5) What narrative theories can be applied to the video? Give details from the video for each one.

To apply Todorov’s theory to the video, we need to reflect on the narrative of the lyrics as well as the visual content of the video.

The performer or band appear in the video performing it in some way – this could be a
literal performance or just one band member lip-synching.

6) How can we apply genre theory to the video?

Neale’s approach to theorizing genre tells us that genres hybridize. Ghost Town is an example of how music videos often borrow from different cultural reference points. As discussed, the
visual aesthetic for Ghost Town draws strongly on two cinematic influences - expressionist cinema of the 1920s and the social realist mode of film-making that began in the 1960s. The musical genre of ska had strong links to the 1960s, when it became popular in the UK with the mod sub-culture. Two-tone culture had diverse influences as reggae, ska, and punk / new wave.


8) How can Gauntlett's work on collective identity be applied to the video?

Gauntlett suggests that media texts may offer us a sense of collective identity, by being an audience member and finding things in common with others via our shared tastes. In this sense the song and video nurture a sense of male collective identity and shares the experience of trying to negotiate identity. This means that the text offers a place for men to see their problems being enacted and perhaps compare them with their own lives in
what was a time of economic deprivation for many when many traditionally masculine jobs were disappearing.

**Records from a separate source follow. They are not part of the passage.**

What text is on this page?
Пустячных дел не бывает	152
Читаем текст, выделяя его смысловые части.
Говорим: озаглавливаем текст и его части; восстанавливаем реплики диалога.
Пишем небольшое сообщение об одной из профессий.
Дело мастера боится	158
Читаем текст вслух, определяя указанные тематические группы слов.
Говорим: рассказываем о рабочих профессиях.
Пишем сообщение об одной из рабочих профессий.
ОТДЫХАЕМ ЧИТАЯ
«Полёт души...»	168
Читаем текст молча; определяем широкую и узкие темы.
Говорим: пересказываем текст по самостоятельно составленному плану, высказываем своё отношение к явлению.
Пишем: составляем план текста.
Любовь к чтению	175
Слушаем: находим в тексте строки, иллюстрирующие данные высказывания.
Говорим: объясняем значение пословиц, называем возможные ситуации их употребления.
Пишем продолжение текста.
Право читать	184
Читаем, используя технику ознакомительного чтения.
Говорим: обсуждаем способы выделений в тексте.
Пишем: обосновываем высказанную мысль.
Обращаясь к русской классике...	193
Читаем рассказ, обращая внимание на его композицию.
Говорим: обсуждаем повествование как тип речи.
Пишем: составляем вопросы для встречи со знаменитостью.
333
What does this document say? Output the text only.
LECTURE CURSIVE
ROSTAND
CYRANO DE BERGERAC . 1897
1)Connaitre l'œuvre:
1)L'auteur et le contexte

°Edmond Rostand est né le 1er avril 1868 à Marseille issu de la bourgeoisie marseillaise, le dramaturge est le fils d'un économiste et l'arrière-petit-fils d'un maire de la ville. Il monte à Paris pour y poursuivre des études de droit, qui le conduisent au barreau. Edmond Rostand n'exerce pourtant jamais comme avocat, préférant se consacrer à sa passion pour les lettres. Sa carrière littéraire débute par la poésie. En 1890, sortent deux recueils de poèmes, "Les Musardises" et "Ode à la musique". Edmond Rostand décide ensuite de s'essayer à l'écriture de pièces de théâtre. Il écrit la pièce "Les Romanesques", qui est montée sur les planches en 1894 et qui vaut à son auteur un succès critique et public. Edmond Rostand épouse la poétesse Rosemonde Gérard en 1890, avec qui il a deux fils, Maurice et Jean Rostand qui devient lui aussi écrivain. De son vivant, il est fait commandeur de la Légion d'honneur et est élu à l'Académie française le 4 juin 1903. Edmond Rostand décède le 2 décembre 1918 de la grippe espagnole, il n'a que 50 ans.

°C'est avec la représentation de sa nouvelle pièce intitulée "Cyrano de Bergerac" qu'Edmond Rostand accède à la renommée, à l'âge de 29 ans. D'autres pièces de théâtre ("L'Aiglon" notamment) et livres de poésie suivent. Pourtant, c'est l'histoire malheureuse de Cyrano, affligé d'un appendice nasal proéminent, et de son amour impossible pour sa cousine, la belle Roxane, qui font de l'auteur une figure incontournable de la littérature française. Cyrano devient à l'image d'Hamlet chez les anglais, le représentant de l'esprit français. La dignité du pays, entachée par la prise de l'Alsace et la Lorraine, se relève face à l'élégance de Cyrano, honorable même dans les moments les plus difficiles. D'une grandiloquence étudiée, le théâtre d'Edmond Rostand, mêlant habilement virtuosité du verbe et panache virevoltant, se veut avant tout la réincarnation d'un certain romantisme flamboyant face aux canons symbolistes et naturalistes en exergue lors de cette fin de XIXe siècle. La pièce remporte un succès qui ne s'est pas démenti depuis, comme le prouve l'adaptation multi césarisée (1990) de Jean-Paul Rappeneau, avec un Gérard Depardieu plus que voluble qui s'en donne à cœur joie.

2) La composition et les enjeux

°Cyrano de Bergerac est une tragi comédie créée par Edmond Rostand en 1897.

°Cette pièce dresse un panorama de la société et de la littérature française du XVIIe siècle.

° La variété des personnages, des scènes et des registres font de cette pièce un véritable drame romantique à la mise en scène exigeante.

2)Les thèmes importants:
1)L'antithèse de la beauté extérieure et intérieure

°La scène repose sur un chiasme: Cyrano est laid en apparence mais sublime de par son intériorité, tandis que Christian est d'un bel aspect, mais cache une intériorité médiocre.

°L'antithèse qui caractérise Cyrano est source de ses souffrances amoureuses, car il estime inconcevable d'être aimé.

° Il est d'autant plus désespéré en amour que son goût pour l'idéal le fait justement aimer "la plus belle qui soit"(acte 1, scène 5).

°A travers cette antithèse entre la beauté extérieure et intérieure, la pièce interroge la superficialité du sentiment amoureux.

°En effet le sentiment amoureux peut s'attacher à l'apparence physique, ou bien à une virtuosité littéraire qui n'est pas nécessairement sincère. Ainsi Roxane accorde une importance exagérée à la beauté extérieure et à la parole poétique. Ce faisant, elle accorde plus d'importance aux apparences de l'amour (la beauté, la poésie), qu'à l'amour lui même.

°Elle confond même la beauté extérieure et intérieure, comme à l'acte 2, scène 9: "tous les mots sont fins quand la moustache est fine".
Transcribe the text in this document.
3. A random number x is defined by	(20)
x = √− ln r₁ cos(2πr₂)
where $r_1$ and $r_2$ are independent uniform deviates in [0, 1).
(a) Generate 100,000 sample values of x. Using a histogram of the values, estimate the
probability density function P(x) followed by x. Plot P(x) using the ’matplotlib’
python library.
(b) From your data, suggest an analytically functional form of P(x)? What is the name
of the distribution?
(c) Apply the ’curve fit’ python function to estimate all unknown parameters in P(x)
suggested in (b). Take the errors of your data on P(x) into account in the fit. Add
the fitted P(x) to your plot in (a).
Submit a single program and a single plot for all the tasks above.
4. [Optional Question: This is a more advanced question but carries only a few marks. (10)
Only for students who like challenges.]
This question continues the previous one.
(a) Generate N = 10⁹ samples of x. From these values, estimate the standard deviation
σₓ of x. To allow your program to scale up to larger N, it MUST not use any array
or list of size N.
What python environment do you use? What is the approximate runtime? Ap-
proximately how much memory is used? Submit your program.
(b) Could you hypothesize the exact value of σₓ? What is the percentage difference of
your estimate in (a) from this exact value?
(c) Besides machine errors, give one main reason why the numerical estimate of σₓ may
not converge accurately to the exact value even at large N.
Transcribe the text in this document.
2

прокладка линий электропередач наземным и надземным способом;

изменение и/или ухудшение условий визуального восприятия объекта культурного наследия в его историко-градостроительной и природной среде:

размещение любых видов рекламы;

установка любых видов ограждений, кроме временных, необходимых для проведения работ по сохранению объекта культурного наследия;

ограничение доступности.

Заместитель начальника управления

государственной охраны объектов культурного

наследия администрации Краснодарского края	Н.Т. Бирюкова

9) How can gender theorists such as Judith Butler be applied to Ghost Town?

Judith Butler is a useful theorist to explore in relation to this text. Butler suggested that gender was not defined by the sex we are born with, but is a collection of behaviors by members of a
biological sex often based on attitudes and expectations held by society. She referred to these as a ‘performance’. These musicians seem to be ‘performing’ the structures of patriarchy which include brotherhood, camaraderie and male solidarity. 

10) Postcolonial theorists like Paul Gilroy can help us to understand the meanings in the Ghost Town music video. What does the factsheet suggest regarding this?

Post-colonialists might argue that there is double consciousness (Gilroy) here. Black musicians, as part of a music industry in the UK, which was controlled by the white majority, had limited control in terms of self-representation and were often side-lined in bands which were multi-ethnic.